Bazı insanlar, önerilen günlük alım miktarını desteklemek için protein takviyesi kullanımına yönelirler.

Bununla birlikte, bu kullanıma başkalarının yanı sıra, kişinin yeme alışkanlıklarını, yaşam tarzını ve uygulanan sporu da dikkate alacak bir beslenme uzmanı eşlik etmelidir.

İnek sütü proteinine alerji

Aynı zamanda APLV olarak da bilinen inek sütü proteinine alerji en sık görülen gıda alerjisi olarak kabul edilir. Çocukların% 2.2'sinin yaşamın ilk yıllarında APLV'yi gösterdiği tahmin edilmektedir.

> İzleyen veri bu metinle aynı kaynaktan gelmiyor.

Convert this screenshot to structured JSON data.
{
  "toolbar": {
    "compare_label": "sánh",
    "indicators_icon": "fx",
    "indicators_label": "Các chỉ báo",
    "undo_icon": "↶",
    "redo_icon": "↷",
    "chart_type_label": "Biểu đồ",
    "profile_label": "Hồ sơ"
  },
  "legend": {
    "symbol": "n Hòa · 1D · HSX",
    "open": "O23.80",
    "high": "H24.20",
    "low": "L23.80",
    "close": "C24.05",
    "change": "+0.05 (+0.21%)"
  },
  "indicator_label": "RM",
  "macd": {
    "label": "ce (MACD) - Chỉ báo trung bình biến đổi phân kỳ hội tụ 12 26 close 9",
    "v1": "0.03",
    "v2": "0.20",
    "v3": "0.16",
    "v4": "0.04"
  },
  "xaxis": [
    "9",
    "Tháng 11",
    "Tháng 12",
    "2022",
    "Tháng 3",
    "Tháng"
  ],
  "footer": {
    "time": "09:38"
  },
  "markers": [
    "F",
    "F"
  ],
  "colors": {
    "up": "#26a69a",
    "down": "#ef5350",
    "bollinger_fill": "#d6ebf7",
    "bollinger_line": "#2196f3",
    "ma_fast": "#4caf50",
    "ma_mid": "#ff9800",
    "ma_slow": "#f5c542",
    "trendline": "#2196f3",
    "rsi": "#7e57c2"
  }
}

Vücudun sadece inek sütüyle temas ettiğinde değil, türevleriyle temas halinde olduğu da alerjik bir reaksiyondur.

Bu reaksiyon üç farklı şekilde kendini gösterebilir: IgE aracılı, IgE aracılı veya karışık değil .

Tezahür biçimlerinin her birinin bazı özelliklerini aşağıda kontrol edin:

Aracılı IgEAracılı IgE yokkarışık
Vücut, süt proteinlerine karşı savaşmak için spesifik IgE antikorları (Immunoglubulins E) üretir .Alerjik reaksiyon, spesifik IgE antikorlarının üretilmesiyle değil, enflamatuar hücrelerin üretilmesiyle tetiklenir.Alerjik reaksiyon hem IgE antikorlarının üretilmesi hem de vücuttaki diğer hücreler tarafından tetiklenir.
Reaksiyonlar, hemen sütle veya türevleriyle temas ettikten sonra bile ortaya çıkıyor.Reaksiyonlar inek sütü veya türevleri ile temastan saatler veya günler sonra ortaya çıkabilir .Tepkiler inek sütü veya türevleri ile temastan hemen sonra veya daha sonra ortaya çıkabilir .
Başlıca belirtiler: kusma, vücutta kaşıntıya neden olan kırmızı plaklar, solunum güçlüğü, şişmiş gözler ve dudaklar, ishal ve anafilaktik şok.Ana belirtiler: kusma, sıkışmış bağırsak, ishal (bazen mukus veya kanla), kramplar ve iltihaplı bağırsak.Ana semptomlar: kuru cilt, pullanma (muhtemelen yaralarla), ishal, kusma, mide ve / veya iltihaplı yemek borusu, karın ağrısı ve reflü.